С какой целью было мучить и его, и нас? Ответов на мои вопросы не было. И сомневаюсь, что Синтия могла их дать. Даже если бы захотела.
– У меня не могло быть дочери. У меня вообще не могло быть детей, – стоял Ральф на своём.
– Я слышала о том, что ты был похотливой мразью, папочка. Но что ты ещё и жалкий лжец –этого мне не говорили.
Ральф вопросительно приподнял брови.
Синтия с кошачьей грацией переместилась к нему на колени, обвивая руками шею и склонившись к самым его губам. Я ощутил гул крови в ушах.
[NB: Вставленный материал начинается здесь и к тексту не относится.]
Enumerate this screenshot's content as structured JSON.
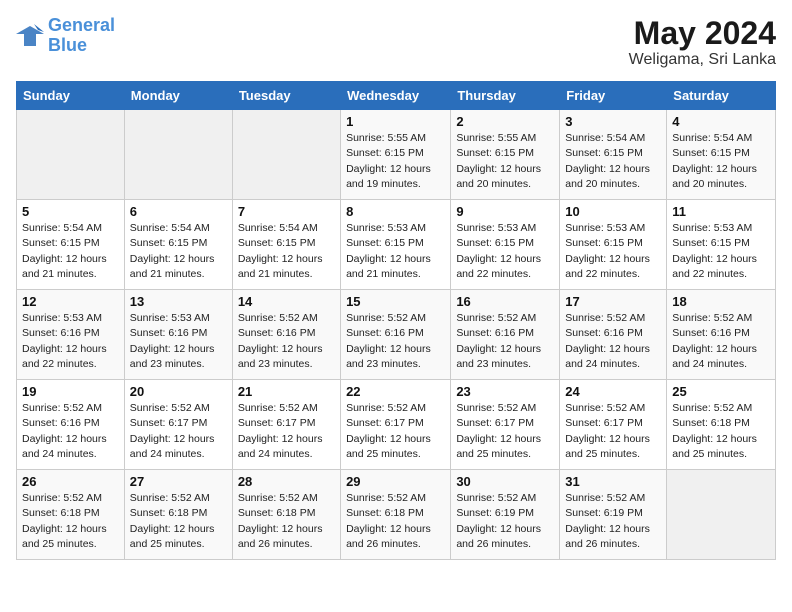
{
  "header": {
    "logo_line1": "General",
    "logo_line2": "Blue",
    "month_year": "May 2024",
    "location": "Weligama, Sri Lanka"
  },
  "weekdays": [
    "Sunday",
    "Monday",
    "Tuesday",
    "Wednesday",
    "Thursday",
    "Friday",
    "Saturday"
  ],
  "weeks": [
    [
      {
        "day": "",
        "info": ""
      },
      {
        "day": "",
        "info": ""
      },
      {
        "day": "",
        "info": ""
      },
      {
        "day": "1",
        "info": "Sunrise: 5:55 AM\nSunset: 6:15 PM\nDaylight: 12 hours\nand 19 minutes."
      },
      {
        "day": "2",
        "info": "Sunrise: 5:55 AM\nSunset: 6:15 PM\nDaylight: 12 hours\nand 20 minutes."
      },
      {
        "day": "3",
        "info": "Sunrise: 5:54 AM\nSunset: 6:15 PM\nDaylight: 12 hours\nand 20 minutes."
      },
      {
        "day": "4",
        "info": "Sunrise: 5:54 AM\nSunset: 6:15 PM\nDaylight: 12 hours\nand 20 minutes."
      }
    ],
    [
      {
        "day": "5",
        "info": "Sunrise: 5:54 AM\nSunset: 6:15 PM\nDaylight: 12 hours\nand 21 minutes."
      },
      {
        "day": "6",
        "info": "Sunrise: 5:54 AM\nSunset: 6:15 PM\nDaylight: 12 hours\nand 21 minutes."
      },
      {
        "day": "7",
        "info": "Sunrise: 5:54 AM\nSunset: 6:15 PM\nDaylight: 12 hours\nand 21 minutes."
      },
      {
        "day": "8",
        "info": "Sunrise: 5:53 AM\nSunset: 6:15 PM\nDaylight: 12 hours\nand 21 minutes."
      },
      {
        "day": "9",
        "info": "Sunrise: 5:53 AM\nSunset: 6:15 PM\nDaylight: 12 hours\nand 22 minutes."
      },
      {
        "day": "10",
        "info": "Sunrise: 5:53 AM\nSunset: 6:15 PM\nDaylight: 12 hours\nand 22 minutes."
      },
      {
        "day": "11",
        "info": "Sunrise: 5:53 AM\nSunset: 6:15 PM\nDaylight: 12 hours\nand 22 minutes."
      }
    ],
    [
      {
        "day": "12",
        "info": "Sunrise: 5:53 AM\nSunset: 6:16 PM\nDaylight: 12 hours\nand 22 minutes."
      },
      {
        "day": "13",
        "info": "Sunrise: 5:53 AM\nSunset: 6:16 PM\nDaylight: 12 hours\nand 23 minutes."
      },
      {
        "day": "14",
        "info": "Sunrise: 5:52 AM\nSunset: 6:16 PM\nDaylight: 12 hours\nand 23 minutes."
      },
      {
        "day": "15",
        "info": "Sunrise: 5:52 AM\nSunset: 6:16 PM\nDaylight: 12 hours\nand 23 minutes."
      },
      {
        "day": "16",
        "info": "Sunrise: 5:52 AM\nSunset: 6:16 PM\nDaylight: 12 hours\nand 23 minutes."
      },
      {
        "day": "17",
        "info": "Sunrise: 5:52 AM\nSunset: 6:16 PM\nDaylight: 12 hours\nand 24 minutes."
      },
      {
        "day": "18",
        "info": "Sunrise: 5:52 AM\nSunset: 6:16 PM\nDaylight: 12 hours\nand 24 minutes."
      }
    ],
    [
      {
        "day": "19",
        "info": "Sunrise: 5:52 AM\nSunset: 6:16 PM\nDaylight: 12 hours\nand 24 minutes."
      },
      {
        "day": "20",
        "info": "Sunrise: 5:52 AM\nSunset: 6:17 PM\nDaylight: 12 hours\nand 24 minutes."
      },
      {
        "day": "21",
        "info": "Sunrise: 5:52 AM\nSunset: 6:17 PM\nDaylight: 12 hours\nand 24 minutes."
      },
      {
        "day": "22",
        "info": "Sunrise: 5:52 AM\nSunset: 6:17 PM\nDaylight: 12 hours\nand 25 minutes."
      },
      {
        "day": "23",
        "info": "Sunrise: 5:52 AM\nSunset: 6:17 PM\nDaylight: 12 hours\nand 25 minutes."
      },
      {
        "day": "24",
        "info": "Sunrise: 5:52 AM\nSunset: 6:17 PM\nDaylight: 12 hours\nand 25 minutes."
      },
      {
        "day": "25",
        "info": "Sunrise: 5:52 AM\nSunset: 6:18 PM\nDaylight: 12 hours\nand 25 minutes."
      }
    ],
    [
      {
        "day": "26",
        "info": "Sunrise: 5:52 AM\nSunset: 6:18 PM\nDaylight: 12 hours\nand 25 minutes."
      },
      {
        "day": "27",
        "info": "Sunrise: 5:52 AM\nSunset: 6:18 PM\nDaylight: 12 hours\nand 25 minutes."
      },
      {
        "day": "28",
        "info": "Sunrise: 5:52 AM\nSunset: 6:18 PM\nDaylight: 12 hours\nand 26 minutes."
      },
      {
        "day": "29",
        "info": "Sunrise: 5:52 AM\nSunset: 6:18 PM\nDaylight: 12 hours\nand 26 minutes."
      },
      {
        "day": "30",
        "info": "Sunrise: 5:52 AM\nSunset: 6:19 PM\nDaylight: 12 hours\nand 26 minutes."
      },
      {
        "day": "31",
        "info": "Sunrise: 5:52 AM\nSunset: 6:19 PM\nDaylight: 12 hours\nand 26 minutes."
      },
      {
        "day": "",
        "info": ""
      }
    ]
  ]
}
Ральф был красив. Мне и самому хотелось прикоснуться к нему, ощутить гладкий атлас кожи, вкус мягко сомкнутых губ. Но то, что это делала она, да ещё в моём присутствии?..
– Сейчас ты будешь говорить мне о том, что женщины никогда тебя не интересовали, да, папуля?
Она перегибала палку. Зачем же так? Он ведь только-только заново учиться дышать? Хотя такая красивая женщина в такой приятной близости научит этому гораздо быстрее, чем что-либо другое.
Их сложно было воспринимать как отца и дочь. Ральф выглядел моложе Синтии, пусть и ненамного.
Её руки легко скользнули под его рубашку, вырисовывая на коже лёгкий узор.
– Но это ведь ложь –то что ты не интересуешься женщинами? И твоё тело говорит сейчас само за себя куда громче твоих слов.
Откинувшись на спинку кресла, он смотрел на неё через веер густых, полуопущенных ресниц. Подняв руку с бутылкой виски, он нарочито медленно отпил несколько глотков.
– Я всегда предпочитал мальчиков. Не в обиду, но факт.